Sentence splitting forms the foundation. Naive regex-based splitting fails on abbreviations, decimal numbers, and edge cases. Use a tokenizer-aware splitter that understands sentence boundaries in your target language.
Paragraph detection identifies topic shifts within documents. Sections separated by blank lines or headings typically represent distinct concepts. Long paragraphs may contain multiple sub-topics requiring subdivision.
Hierarchical merging combines short segments up to a target size while respecting semantic boundaries. Merge paragraphs until reaching the target chunk size, but stop at heading boundaries.
import re
from typing import List, Tuple
def semantic_chunk(
text: str,
min_chunk_size: int = 100,
max_chunk_size: int = 500,
overlap: int = 50
) -> List[Tuple[str, dict]]:
"""Split text into semantically coherent chunks with overlap."""
# Split into paragraphs at blank lines
paragraphs = re.split(r'\n\s*\n', text)
chunks = []
current_chunk = []
current_length = 0
for para in paragraphs:
para = para.strip()
if not para:
continue
para_length = len(para)
# If single paragraph exceeds max, split by sentences
if para_length > max_chunk_size:
sentences = split_into_sentences(para)
for sentence in sentences:
if current_length + len(sentence) > max_chunk_size:
if current_chunk:
chunks.append(('\n'.join(current_chunk), {}))
current_chunk = []
current_length = 0
# Carry overlap
if overlap > 0 and current_chunk:
current_chunk = current_chunk[-1:]
current_chunk.append(sentence)
current_length += len(sentence)
else:
if current_length + para_length > max_chunk_size:
chunks.append(('\n'.join(current_chunk), {}))

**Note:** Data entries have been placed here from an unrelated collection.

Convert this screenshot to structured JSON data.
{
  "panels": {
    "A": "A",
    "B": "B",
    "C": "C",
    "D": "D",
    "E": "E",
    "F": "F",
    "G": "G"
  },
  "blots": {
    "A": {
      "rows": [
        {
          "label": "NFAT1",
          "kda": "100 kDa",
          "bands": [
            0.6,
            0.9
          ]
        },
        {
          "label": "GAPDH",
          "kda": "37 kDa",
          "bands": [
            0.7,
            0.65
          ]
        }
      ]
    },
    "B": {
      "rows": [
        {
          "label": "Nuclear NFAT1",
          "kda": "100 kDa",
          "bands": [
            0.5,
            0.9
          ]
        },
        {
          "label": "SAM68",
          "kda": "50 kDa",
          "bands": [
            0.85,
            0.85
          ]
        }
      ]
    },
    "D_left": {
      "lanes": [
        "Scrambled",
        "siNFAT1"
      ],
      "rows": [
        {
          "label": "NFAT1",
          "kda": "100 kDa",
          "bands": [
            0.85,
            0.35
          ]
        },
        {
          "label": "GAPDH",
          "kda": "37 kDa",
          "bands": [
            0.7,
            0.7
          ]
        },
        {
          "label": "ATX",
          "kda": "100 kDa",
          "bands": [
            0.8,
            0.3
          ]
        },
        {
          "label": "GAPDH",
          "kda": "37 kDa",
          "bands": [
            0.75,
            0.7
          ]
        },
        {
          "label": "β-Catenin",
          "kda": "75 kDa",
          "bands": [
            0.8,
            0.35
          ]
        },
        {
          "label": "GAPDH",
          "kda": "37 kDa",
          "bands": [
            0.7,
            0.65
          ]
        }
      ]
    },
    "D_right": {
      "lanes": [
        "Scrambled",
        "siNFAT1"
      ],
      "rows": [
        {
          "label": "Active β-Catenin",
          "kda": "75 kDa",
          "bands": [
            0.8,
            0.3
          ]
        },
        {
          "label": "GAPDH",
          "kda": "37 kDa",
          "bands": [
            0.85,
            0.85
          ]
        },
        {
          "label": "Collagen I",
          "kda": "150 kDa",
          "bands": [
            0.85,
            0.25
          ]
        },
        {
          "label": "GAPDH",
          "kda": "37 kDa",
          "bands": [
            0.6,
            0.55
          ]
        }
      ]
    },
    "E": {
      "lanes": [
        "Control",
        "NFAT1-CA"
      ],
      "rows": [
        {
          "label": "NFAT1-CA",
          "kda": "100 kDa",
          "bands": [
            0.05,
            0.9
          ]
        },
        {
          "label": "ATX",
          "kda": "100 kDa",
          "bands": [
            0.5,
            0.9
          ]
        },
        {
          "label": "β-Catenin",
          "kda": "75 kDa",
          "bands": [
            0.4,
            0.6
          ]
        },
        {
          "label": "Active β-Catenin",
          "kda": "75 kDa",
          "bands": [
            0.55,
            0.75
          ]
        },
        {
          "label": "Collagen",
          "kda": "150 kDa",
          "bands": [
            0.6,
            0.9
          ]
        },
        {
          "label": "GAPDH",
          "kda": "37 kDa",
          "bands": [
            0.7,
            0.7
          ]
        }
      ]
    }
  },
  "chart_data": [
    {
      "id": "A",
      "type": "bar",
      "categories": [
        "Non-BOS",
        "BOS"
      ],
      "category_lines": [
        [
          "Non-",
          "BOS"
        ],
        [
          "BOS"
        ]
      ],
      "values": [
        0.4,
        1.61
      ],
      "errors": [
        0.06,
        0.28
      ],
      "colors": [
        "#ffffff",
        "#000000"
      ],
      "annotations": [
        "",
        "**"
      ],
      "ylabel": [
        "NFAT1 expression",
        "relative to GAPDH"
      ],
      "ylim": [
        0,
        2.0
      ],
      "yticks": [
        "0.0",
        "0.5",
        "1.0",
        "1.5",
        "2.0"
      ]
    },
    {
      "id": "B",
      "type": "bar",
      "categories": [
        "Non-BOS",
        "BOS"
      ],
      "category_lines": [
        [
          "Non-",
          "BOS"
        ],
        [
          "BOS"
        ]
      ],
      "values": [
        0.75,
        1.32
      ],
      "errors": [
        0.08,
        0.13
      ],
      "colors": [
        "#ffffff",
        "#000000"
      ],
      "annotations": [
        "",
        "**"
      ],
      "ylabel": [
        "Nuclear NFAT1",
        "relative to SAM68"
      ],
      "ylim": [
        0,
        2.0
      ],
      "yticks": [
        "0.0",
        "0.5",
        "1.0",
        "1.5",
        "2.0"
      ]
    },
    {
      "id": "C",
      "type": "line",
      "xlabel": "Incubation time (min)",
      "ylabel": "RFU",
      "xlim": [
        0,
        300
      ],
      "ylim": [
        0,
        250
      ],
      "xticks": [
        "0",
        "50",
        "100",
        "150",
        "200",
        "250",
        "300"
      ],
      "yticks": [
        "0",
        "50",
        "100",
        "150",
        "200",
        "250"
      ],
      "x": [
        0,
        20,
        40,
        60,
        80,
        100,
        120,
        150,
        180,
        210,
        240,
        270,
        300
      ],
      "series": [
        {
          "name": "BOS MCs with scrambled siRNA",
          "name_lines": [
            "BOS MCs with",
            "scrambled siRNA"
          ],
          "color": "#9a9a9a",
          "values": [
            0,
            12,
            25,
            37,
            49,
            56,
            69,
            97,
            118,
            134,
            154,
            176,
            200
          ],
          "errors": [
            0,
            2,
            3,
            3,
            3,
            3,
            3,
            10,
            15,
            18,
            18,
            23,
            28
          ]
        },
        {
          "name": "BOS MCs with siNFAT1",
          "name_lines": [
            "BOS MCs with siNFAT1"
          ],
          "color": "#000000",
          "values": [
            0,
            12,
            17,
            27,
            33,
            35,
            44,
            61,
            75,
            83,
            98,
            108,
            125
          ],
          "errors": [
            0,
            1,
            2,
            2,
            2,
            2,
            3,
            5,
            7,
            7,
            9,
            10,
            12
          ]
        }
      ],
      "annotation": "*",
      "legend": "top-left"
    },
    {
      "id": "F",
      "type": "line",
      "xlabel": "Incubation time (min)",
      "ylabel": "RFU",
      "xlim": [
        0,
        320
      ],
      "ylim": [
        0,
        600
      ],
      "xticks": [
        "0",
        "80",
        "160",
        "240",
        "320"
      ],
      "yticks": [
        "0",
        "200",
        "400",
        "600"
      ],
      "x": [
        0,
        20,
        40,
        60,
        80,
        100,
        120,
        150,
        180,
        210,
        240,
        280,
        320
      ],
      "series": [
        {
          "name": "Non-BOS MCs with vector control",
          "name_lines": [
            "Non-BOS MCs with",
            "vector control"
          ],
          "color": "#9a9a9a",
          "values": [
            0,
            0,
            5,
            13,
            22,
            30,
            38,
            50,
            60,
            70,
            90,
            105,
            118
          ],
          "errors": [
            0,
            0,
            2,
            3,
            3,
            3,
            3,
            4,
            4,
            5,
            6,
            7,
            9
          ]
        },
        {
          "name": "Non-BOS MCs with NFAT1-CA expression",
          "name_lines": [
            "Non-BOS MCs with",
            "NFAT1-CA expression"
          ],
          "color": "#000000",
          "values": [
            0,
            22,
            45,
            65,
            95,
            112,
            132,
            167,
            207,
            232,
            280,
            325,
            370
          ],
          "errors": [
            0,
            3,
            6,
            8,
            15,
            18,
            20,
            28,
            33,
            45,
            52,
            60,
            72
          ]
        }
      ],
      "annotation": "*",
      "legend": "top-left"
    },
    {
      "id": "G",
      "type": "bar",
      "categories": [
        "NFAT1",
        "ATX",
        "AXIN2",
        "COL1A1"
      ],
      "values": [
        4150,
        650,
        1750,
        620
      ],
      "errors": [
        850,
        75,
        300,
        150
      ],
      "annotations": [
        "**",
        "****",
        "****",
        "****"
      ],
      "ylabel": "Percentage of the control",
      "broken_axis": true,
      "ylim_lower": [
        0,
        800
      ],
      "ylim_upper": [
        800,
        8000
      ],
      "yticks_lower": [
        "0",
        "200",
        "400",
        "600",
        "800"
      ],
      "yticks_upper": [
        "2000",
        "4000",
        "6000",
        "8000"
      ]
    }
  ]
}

# Start new chunk with overlap from previous
overlap_text = '\n'.join(current_chunk)[-overlap:] if overlap else ''
current_chunk = [overlap_text, para] if overlap_text else [para]
current_length = len(overlap_text) + para_length
else:
current_chunk.append(para)
current_length += para_length
if current_chunk:
chunks.append(('\n'.join(current_chunk), {}))
return chunks
def split_into_sentences(text: str) -> List[str]:
"""Use punctuation-aware sentence splitting."""
# Split on sentence-ending punctuation followed by space and uppercase
sentences = re.split(r'(?<=[.!?])\s+(?=[A-Z])', text)
return [s.strip() for s in sentences if s.strip()]
Implement semantic_chunk and compare results against fixed-size chunking on a technical blog post. Count how many code blocks, lists, or distinct topics span multiple chunks in each approach.